Today dawned a spectacular late autumn day, the sun hitting bright foliage with an illumining, slanted light. Autumn continues to unfurl ever so slowly and we are enjoying the leisurely spread of colorful foliage. After a very chilly start,the fall has been much warmer than the historical norms, further evidence that New England is more impacted by climate change than is most of the country. We continue to receive rain and are officially out of drought, but we continue to run at a significant deficit so drought remains a very real threat.

Today marks the day in the Americas when many cultures acknowledge the ancestors, dear ones, and others who have crossed into spirit. The most famous celebrations are in southern Mexico, but “celebrations” are actually culturally quite diverse. This evening several of us will gather on Zoom to feed and sit with the spirits.

Many traditional cultures share the belief that beings who pass into spirit remain connected to us. That connection can be supportive or problematic. One of my Mayan teachers summed it up nicely when he said that ancestors and other spirits who are not acknowledged and fed often become vengeful and ravenous, thus very dangerous; they will lead us into an illusionary view of the world and devour us. For that reason, most traditional cultures have rituals for acknowledging and soothing the spirits of beings taken to meet our basic needs.

One of the key mandates in our “initial instructions” from the Creator is that all beings deserve to live and, therefore, we must reign in our desire to consume. That’s also the message we are now hearing from climate scientists. This idea, however, is incompatible with unbridled economic growth; we simply can’t have both continued growth and a habitable planet. Even should we manage to hold global temperature rise to 2C, unlikely as that is, our consumption patterns will inevitably soon lead to the collapse of many systems; we can’t consume our way of our predicament. Of course, many people don’t want to hear that as we tend to equate wellbeing with growth and consumption.

On this day when we acknowledge our ancestors and other beings who have journeyed into spirit, it is good to stop for a moment and be grateful for their making our lives possible. We might also remember and offer solace to the ravenous, lonely spirits, notice that their whisperings and our society teach us to be hungry ghosts, and acknowledge that we are literally consuming the planet we depend on for our lives. (Traditional Halloween costumes and archetypes acknowledge that ravenous spirits hover nearby and are influencing us.)

Given our very human experience of desire, I doubt we will ever find it easy to limit our impact on others and the planet. Still, we can think about what we truly need and limit our consumption. We can also acknowledge that our cultural leaders are too often people who are rapacious, ravenous, and largely devoid of empathy, and we can collectively insist on something better. It will take some time to change the course of this enormous ship so we had best get cracking.

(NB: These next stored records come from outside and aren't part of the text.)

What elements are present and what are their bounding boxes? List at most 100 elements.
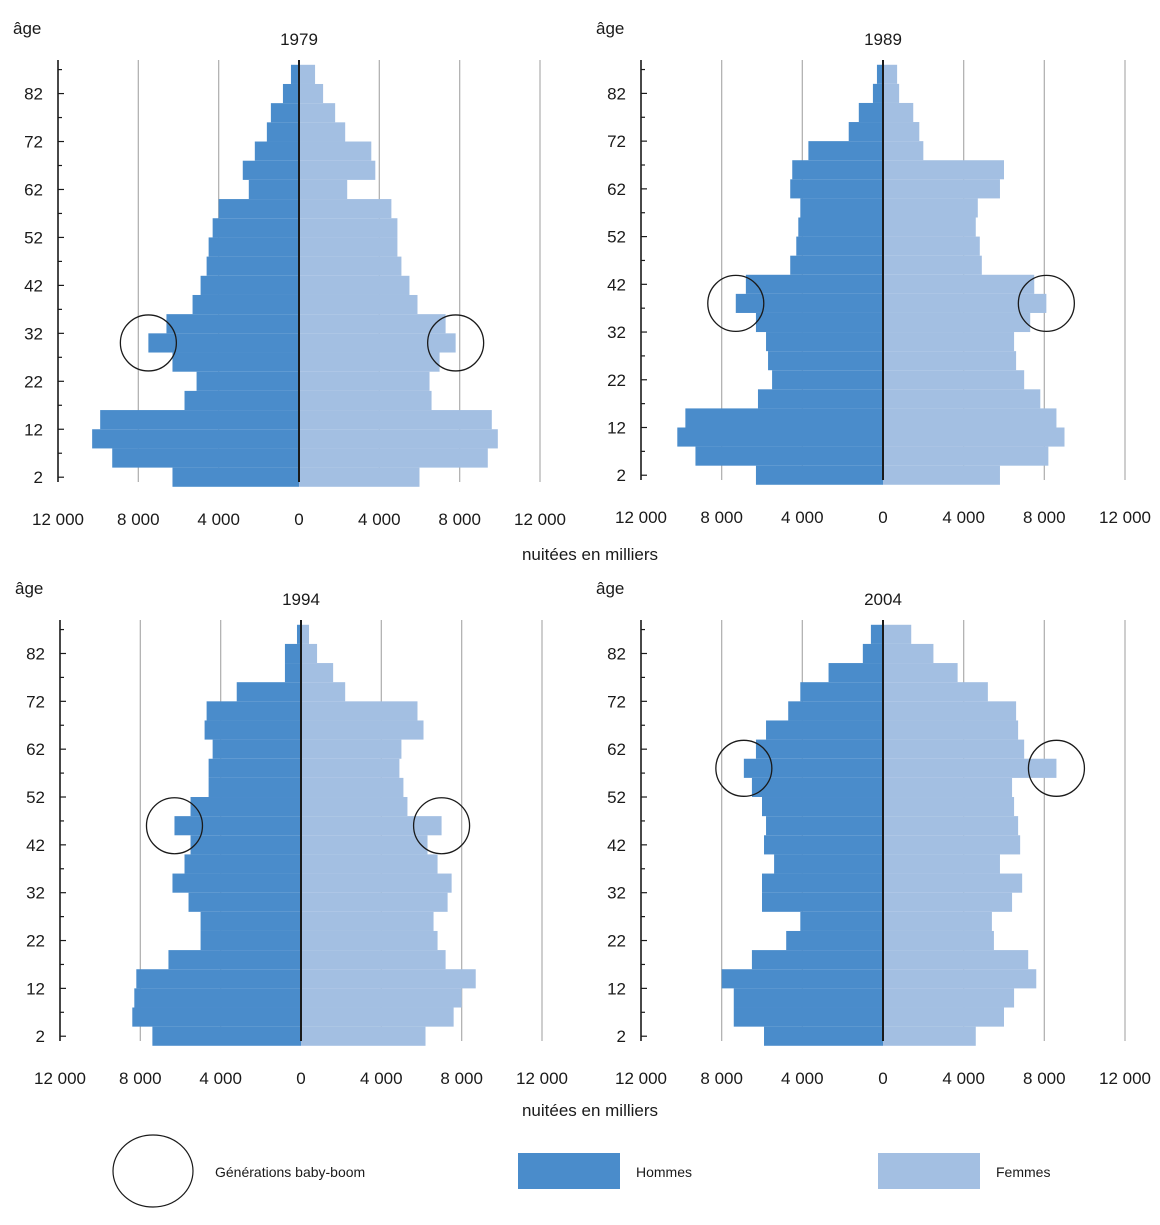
bar-men-age-6 <box>695 446 883 466</box>
x-tick-label: 8 000 <box>700 1069 743 1088</box>
y-tick-label-32: 32 <box>24 324 43 343</box>
bar-men-age-6 <box>112 448 299 468</box>
panel-title-1979: 1979 <box>280 30 318 49</box>
bar-men-age-50 <box>208 237 299 257</box>
bar-men-age-2 <box>152 1026 301 1046</box>
pyramid-panel-1994: 2 12 22 32 42 52 62 72 82 12 000 8 000 4 000 0 4 000 8… <box>15 579 568 1088</box>
bar-women-age-34 <box>883 312 1031 333</box>
pyramid-panel-1989: 2 12 22 32 42 52 62 72 82 12 000 8 000 4 000 0 4 000 8… <box>596 19 1151 527</box>
bar-women-age-42 <box>883 274 1035 294</box>
bar-women-age-50 <box>883 797 1015 817</box>
bar-women-age-26 <box>299 352 440 372</box>
bar-women-age-62 <box>883 179 1000 199</box>
bar-women-age-34 <box>883 873 1023 893</box>
bar-men-age-62 <box>248 179 299 200</box>
y-tick-label-2: 2 <box>34 468 43 487</box>
bar-men-age-78 <box>270 103 299 123</box>
x-tick-label: 4 000 <box>360 1069 403 1088</box>
bar-men-age-50 <box>190 797 301 817</box>
bar-women-age-66 <box>883 160 1004 180</box>
bar-women-age-46 <box>299 256 402 276</box>
bar-women-age-10 <box>301 988 462 1008</box>
bar-women-age-42 <box>883 835 1021 855</box>
bar-women-age-42 <box>301 835 428 855</box>
bar-women-age-86 <box>883 64 898 84</box>
x-tick-label: 4 000 <box>781 1069 824 1088</box>
bar-men-age-14 <box>685 408 883 428</box>
y-tick-label-2: 2 <box>617 1027 626 1046</box>
bar-women-age-14 <box>883 408 1057 428</box>
bar-men-age-22 <box>200 930 301 951</box>
x-axis-label-top: nuitées en milliers <box>522 545 658 564</box>
x-tick-label: 0 <box>294 510 303 529</box>
bar-men-age-42 <box>190 835 301 855</box>
y-tick-label-22: 22 <box>26 932 45 951</box>
legend-men-label: Hommes <box>636 1164 692 1180</box>
bar-men-age-18 <box>184 390 299 411</box>
bar-men-age-34 <box>755 312 883 333</box>
bar-women-age-10 <box>299 429 498 449</box>
x-tick-label: 12 000 <box>1099 1069 1151 1088</box>
bar-men-age-70 <box>788 701 883 721</box>
bar-women-age-66 <box>301 720 424 740</box>
bar-men-age-78 <box>284 663 301 683</box>
bar-men-age-78 <box>828 663 883 683</box>
bar-men-age-66 <box>242 160 299 180</box>
bar-men-age-54 <box>798 217 883 237</box>
bar-women-age-46 <box>301 816 442 836</box>
y-tick-label-62: 62 <box>607 740 626 759</box>
bar-women-age-2 <box>301 1026 426 1046</box>
bar-women-age-6 <box>883 1007 1004 1027</box>
bar-men-age-74 <box>800 682 883 702</box>
bar-women-age-18 <box>301 950 446 970</box>
bar-men-age-74 <box>848 122 883 142</box>
x-tick-label: 8 000 <box>119 1069 162 1088</box>
y-tick-label-2: 2 <box>617 466 626 485</box>
bar-men-age-34 <box>762 873 883 893</box>
bar-women-age-74 <box>301 682 346 702</box>
y-tick-label-12: 12 <box>24 420 43 439</box>
bar-women-age-50 <box>299 237 398 257</box>
y-tick-label-82: 82 <box>607 84 626 103</box>
bar-men-age-86 <box>876 64 883 84</box>
baby-boom-circle-men <box>119 314 178 372</box>
bar-women-age-30 <box>883 892 1013 912</box>
bar-men-age-82 <box>862 643 883 664</box>
y-tick-label-52: 52 <box>607 788 626 807</box>
bar-men-age-2 <box>172 467 299 487</box>
x-tick-label: 4 000 <box>942 508 985 527</box>
bar-women-age-10 <box>883 427 1065 447</box>
y-tick-label-22: 22 <box>24 372 43 391</box>
bar-women-age-14 <box>883 969 1037 989</box>
pyramid-panel-2004: 2 12 22 32 42 52 62 72 82 12 000 8 000 4 000 0 4 000 8… <box>596 579 1151 1088</box>
bar-men-age-34 <box>166 314 299 334</box>
bar-men-age-82 <box>872 83 883 103</box>
bar-women-age-14 <box>299 410 492 430</box>
bar-women-age-66 <box>299 160 376 180</box>
bar-men-age-66 <box>204 720 301 740</box>
bar-women-age-30 <box>299 333 456 353</box>
bar-men-age-78 <box>858 102 883 123</box>
y-tick-label-52: 52 <box>607 228 626 247</box>
y-axis-label: âge <box>15 579 43 598</box>
bar-men-age-10 <box>677 427 883 447</box>
bar-men-age-10 <box>733 988 883 1008</box>
bar-women-age-14 <box>301 969 476 989</box>
y-tick-label-52: 52 <box>26 788 45 807</box>
y-tick-label-82: 82 <box>607 644 626 663</box>
x-tick-label: 12 000 <box>615 1069 667 1088</box>
y-tick-label-22: 22 <box>607 371 626 390</box>
bar-men-age-18 <box>751 950 883 970</box>
bar-men-age-14 <box>100 410 299 430</box>
bar-women-age-2 <box>299 467 420 487</box>
bar-men-age-10 <box>134 988 301 1008</box>
bar-men-age-86 <box>290 64 299 84</box>
bar-men-age-58 <box>743 758 883 778</box>
bar-men-age-74 <box>266 122 299 142</box>
baby-boom-circle-men <box>707 274 765 333</box>
bar-men-age-30 <box>148 333 299 353</box>
bar-men-age-14 <box>136 969 301 989</box>
bar-women-age-42 <box>299 275 410 295</box>
bar-men-age-2 <box>755 465 883 485</box>
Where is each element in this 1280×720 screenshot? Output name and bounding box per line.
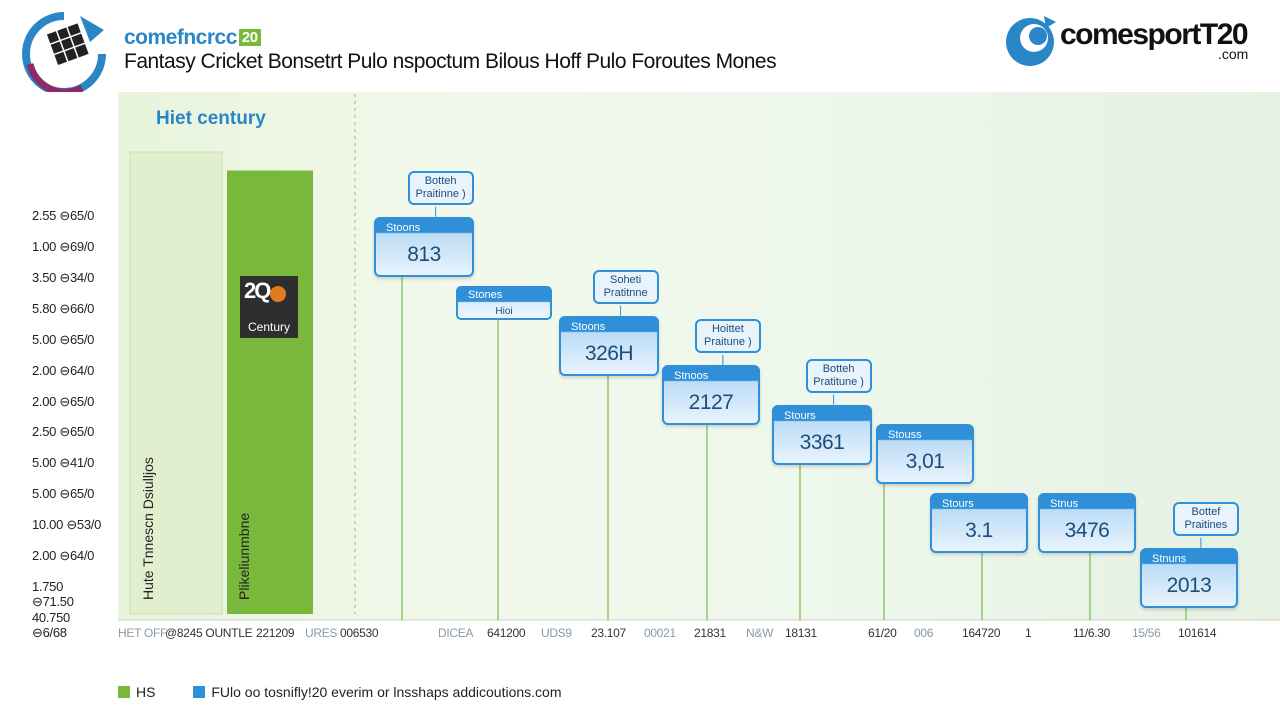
card-label: Stoons (386, 221, 421, 234)
bar (129, 151, 223, 615)
legend-item: HS (118, 684, 155, 700)
card-label: Stoons (571, 320, 606, 333)
y-tick-label: 1.00 ⊖69/0 (32, 238, 95, 254)
y-tick-label: 2.55 ⊖65/0 (32, 208, 95, 223)
x-tick-label: 006 (914, 626, 934, 640)
card-value: 813 (407, 242, 441, 266)
callout-bubble: Botteh Pratitune ) (805, 358, 872, 393)
stat-card: Stnoos 2127 (662, 365, 760, 425)
y-tick-label: 5.80 ⊖66/0 (32, 300, 95, 316)
x-tick-label: 61/20 (868, 626, 897, 640)
y-tick-label: 5.00 ⊖65/0 (32, 486, 95, 502)
legend-item: FUlo oo tosnifly!20 everim or lnsshaps a… (193, 684, 562, 700)
x-tick-label: 00021 (644, 626, 676, 640)
stat-card: Stouss 3,01 (876, 424, 974, 485)
y-tick-label: 3.50 ⊖34/0 (32, 269, 95, 285)
x-tick-label: HET OFF (118, 626, 168, 640)
cricket-ball-icon (270, 286, 286, 302)
century-badge: 2Q Century (240, 276, 298, 338)
x-tick-label: N&W (746, 626, 774, 640)
card-label: Stours (942, 498, 974, 511)
legend-swatch (193, 686, 206, 698)
x-tick-label: UDS9 (541, 626, 572, 640)
callout-bubble: Botteh Praitinne ) (407, 170, 474, 205)
card-label: Stnus (1050, 498, 1079, 511)
y-tick-label: 10.00 ⊖53/0 (32, 517, 102, 533)
stat-card: Stoons 326H (559, 315, 659, 376)
x-tick-label: @8245 OUNTLE (165, 626, 253, 640)
card-value: 3.1 (965, 519, 993, 543)
badge-label: Century (247, 320, 291, 334)
card-label: Stours (784, 409, 816, 422)
bar-label: Plikeliunmbne (236, 512, 252, 600)
stat-card: Stours 3.1 (930, 493, 1028, 554)
stat-card: Stones Hioi (456, 285, 552, 320)
card-value: 3361 (799, 430, 845, 454)
chart-title: Hiet century (156, 108, 266, 129)
x-tick-label: URES (305, 626, 338, 640)
y-tick-label: 2.50 ⊖65/0 (32, 424, 95, 440)
partner-brand: comesportT20 (1060, 18, 1249, 51)
swirl-logo-icon (1006, 16, 1056, 66)
badge-number: 2Q (244, 278, 271, 303)
callout-bubble: Soheti Pratitnne (592, 269, 659, 304)
x-tick-label: 15/56 (1132, 626, 1161, 640)
bar (227, 170, 313, 615)
legend: HS FUlo oo tosnifly!20 everim or lnsshap… (118, 684, 562, 700)
y-tick-label: 5.00 ⊖65/0 (32, 331, 95, 347)
callout-bubble: Hoittet Praitune ) (694, 319, 761, 353)
stat-card: Stours 3361 (772, 404, 872, 465)
card-value: 2127 (688, 391, 734, 414)
x-tick-label: 11/6.30 (1073, 626, 1111, 640)
stat-card: Stoons 813 (374, 216, 474, 277)
header: comefncrcc 20 Fantasy Cricket Bonsetrt Pu… (0, 0, 1280, 92)
card-value: 326H (584, 341, 634, 365)
card-label: Stnoos (674, 370, 709, 382)
legend-swatch (118, 686, 130, 698)
legend-label: FUlo oo tosnifly!20 everim or lnsshaps a… (211, 684, 562, 700)
stat-card: Stnus 3476 (1038, 493, 1136, 554)
y-tick-label: 1.750 ⊖71.50 (32, 579, 74, 610)
partner-domain: .com (1218, 46, 1249, 62)
card-value: 3476 (1064, 519, 1110, 543)
x-tick-label: 1 (1025, 626, 1032, 640)
y-tick-label: 2.00 ⊖65/0 (32, 393, 95, 409)
x-tick-label: 221209 (256, 626, 295, 640)
x-tick-label: 641200 (487, 626, 526, 640)
card-value: Hioi (495, 305, 513, 317)
brand-tag: 20 (238, 29, 261, 46)
card-label: Stouss (888, 429, 922, 442)
x-tick-label: 006530 (340, 626, 379, 640)
card-label: Stnuns (1152, 552, 1187, 565)
y-tick-label: 2.00 ⊖64/0 (32, 548, 95, 564)
x-tick-label: 21831 (694, 626, 726, 640)
x-tick-label: 23.107 (591, 626, 626, 640)
y-tick-label: 2.00 ⊖64/0 (32, 362, 95, 378)
card-label: Stones (468, 288, 503, 301)
y-tick-label: 40.750 ⊖6/68 (32, 610, 70, 640)
brand-logo-icon (22, 12, 106, 92)
card-value: 2013 (1166, 573, 1212, 597)
x-tick-label: 18131 (785, 626, 817, 640)
y-tick-label: 5.00 ⊖41/0 (32, 455, 95, 471)
brand-name: comefncrcc 20 (124, 26, 261, 50)
callout-bubble: Bottef Praitines (1172, 501, 1239, 536)
card-value: 3,01 (905, 450, 945, 474)
page-subtitle: Fantasy Cricket Bonsetrt Pulo nspoctum B… (124, 50, 777, 73)
x-tick-label: 101614 (1178, 626, 1217, 640)
x-tick-label: 164720 (962, 626, 1001, 640)
stat-card: Stnuns 2013 (1140, 547, 1238, 608)
legend-label: HS (136, 684, 156, 700)
bar-label: Hute Tnnescn Dsiulljos (140, 457, 156, 600)
x-tick-label: DICEA (438, 626, 474, 640)
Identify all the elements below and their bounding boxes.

8 thoughts on “Acknowledging Ancestors and Spirits

  1. We share important values, you and I, but I really appreciate how you understand our social issues from a Native perspective. I learn a lot from you. Thanks.

    1. Thanks, Pat. My perspective is rather complex as I really live somewhere in the middle of settler/Native as fits my heritage and growing up. There are so many cultures and perspectives! It is always risky to make generalizations but of course we have to paint some things with broad strokes. Then too, most North American cultures do not see themselves as practicing shamanism. I do my best to speak from my reference place and not catabolize other cultures while also trying to softly educate.